Taika Waititi’s Antwan Hovachelik serves as the ultimate culprit in yet another example of the disappointment of this man’s career trajectory. As expressed in reviews of his recent work, whenever I write about Waititi recently, it evokes this feeling of someone who loved an indie band before they gained notoriety and wishes they would do what made them cool from the beginning instead of “selling out.” What Waititi has been doing since his full integration into Hollywood as a big-name filmmaker has more than concerned and the performance he puts in as Antwan Hovachelik became quite painful to watch. Someone with such comedic ability putting in such a lazy and brutal performance led me to almost walk away completely from this movie if not for my conviction to give every movie I watch a full opportunity to make its case. Whatever Waititi tried doing here certainly did not fall into the positive category of this feature, that’s for sure. 

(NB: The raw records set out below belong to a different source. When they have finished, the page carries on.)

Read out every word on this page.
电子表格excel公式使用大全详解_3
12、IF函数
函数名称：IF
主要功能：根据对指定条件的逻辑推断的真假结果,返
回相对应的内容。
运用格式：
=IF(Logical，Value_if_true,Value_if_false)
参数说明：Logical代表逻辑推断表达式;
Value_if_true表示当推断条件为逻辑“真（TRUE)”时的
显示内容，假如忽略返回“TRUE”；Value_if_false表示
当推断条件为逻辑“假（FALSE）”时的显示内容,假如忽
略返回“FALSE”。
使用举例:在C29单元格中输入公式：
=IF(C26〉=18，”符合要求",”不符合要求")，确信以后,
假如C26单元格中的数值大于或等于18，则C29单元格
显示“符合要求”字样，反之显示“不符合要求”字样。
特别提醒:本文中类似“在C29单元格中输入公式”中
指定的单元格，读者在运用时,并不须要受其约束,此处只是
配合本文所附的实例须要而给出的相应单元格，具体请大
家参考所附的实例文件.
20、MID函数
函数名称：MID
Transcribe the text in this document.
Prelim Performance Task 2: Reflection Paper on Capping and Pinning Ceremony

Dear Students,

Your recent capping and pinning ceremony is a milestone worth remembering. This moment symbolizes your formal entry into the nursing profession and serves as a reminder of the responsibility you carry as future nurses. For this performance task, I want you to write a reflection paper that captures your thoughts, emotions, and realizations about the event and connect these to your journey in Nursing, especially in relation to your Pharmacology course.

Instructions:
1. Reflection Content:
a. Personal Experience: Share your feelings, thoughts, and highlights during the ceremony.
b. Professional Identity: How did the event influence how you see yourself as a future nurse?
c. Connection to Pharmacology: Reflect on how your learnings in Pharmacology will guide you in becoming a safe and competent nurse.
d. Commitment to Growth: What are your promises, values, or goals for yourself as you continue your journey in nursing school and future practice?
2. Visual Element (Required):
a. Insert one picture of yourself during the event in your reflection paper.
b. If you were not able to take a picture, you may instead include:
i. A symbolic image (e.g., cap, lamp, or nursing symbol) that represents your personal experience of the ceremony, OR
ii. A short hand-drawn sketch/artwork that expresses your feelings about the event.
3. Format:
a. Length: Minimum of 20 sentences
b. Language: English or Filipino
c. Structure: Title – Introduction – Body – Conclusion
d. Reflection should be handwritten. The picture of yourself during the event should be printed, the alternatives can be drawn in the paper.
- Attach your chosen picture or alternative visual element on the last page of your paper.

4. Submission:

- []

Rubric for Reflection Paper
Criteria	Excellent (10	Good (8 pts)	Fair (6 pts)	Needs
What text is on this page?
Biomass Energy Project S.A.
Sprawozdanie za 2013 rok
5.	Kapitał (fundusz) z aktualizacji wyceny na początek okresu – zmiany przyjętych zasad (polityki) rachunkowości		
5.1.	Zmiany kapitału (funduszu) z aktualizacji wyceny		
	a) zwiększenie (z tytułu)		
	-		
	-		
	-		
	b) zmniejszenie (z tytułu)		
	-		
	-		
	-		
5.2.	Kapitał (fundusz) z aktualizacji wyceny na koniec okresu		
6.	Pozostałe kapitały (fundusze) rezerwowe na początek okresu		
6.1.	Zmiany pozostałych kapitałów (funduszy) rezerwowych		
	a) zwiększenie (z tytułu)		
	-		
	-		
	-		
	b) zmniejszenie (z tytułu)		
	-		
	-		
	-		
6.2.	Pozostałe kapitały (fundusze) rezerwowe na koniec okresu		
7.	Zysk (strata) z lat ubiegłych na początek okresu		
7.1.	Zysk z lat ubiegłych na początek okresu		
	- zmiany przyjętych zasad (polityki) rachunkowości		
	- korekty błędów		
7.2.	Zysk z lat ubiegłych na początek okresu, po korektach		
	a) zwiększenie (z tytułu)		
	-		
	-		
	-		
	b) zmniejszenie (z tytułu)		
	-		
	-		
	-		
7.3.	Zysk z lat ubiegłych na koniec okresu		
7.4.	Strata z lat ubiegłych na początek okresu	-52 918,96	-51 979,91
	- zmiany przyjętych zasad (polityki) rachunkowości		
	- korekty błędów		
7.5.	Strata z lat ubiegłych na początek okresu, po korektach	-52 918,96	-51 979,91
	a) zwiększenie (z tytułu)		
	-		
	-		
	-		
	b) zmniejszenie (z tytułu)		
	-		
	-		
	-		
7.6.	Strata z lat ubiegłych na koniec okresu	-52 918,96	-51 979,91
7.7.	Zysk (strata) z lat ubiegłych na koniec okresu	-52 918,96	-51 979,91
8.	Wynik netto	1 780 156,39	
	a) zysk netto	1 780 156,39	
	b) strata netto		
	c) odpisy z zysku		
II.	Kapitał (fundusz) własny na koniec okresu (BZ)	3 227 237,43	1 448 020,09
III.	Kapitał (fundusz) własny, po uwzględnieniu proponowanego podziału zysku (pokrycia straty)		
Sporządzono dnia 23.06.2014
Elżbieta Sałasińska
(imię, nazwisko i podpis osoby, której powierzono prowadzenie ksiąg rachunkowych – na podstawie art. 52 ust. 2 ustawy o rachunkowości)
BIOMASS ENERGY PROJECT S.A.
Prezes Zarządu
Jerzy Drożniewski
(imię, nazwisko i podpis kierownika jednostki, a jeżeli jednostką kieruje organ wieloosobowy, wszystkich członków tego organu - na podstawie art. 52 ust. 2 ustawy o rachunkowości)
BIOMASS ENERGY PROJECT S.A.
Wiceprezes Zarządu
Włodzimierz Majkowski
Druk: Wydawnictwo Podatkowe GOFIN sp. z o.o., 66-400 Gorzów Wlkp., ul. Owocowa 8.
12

Additionally, for all of the cool moments this feature delivers, a momentous battle towards the end, where this feature makes it quite evident it sits under the Disney umbrella caused an eye roll so extreme they still need to get back into position. A moment meant to make audience members excitedly yell about the references made becomes one of those moments taking you out completely of what occurs in the narrative for something set up as a glorified commercial for other Disney properties in quite the ghoulish way showing what sits at the core of this story in a negative way. 

Starting out strong and descending into horrific nonsense, Free Guy makes me mourn for what this feature could have been in its exploration of these NPC characters but this feature had different ambitions in what it wanted to get from its audience. I’m sure many did enjoy what the filmmakers sought to elicit with this feature but evidently, I did not align with that perspective. The human characters left plenty to be desired and ultimately exist as yet another exercise in Ryan Reynolds playing himself yet again, which could have worked if the NPC existed as a Reynolds character in the game, but again he does not have that much self-awareness. A squandered fun concept hailed for originality while burrowing itself deep in the opposite with a tremendously fun first half and a truly disastrous second.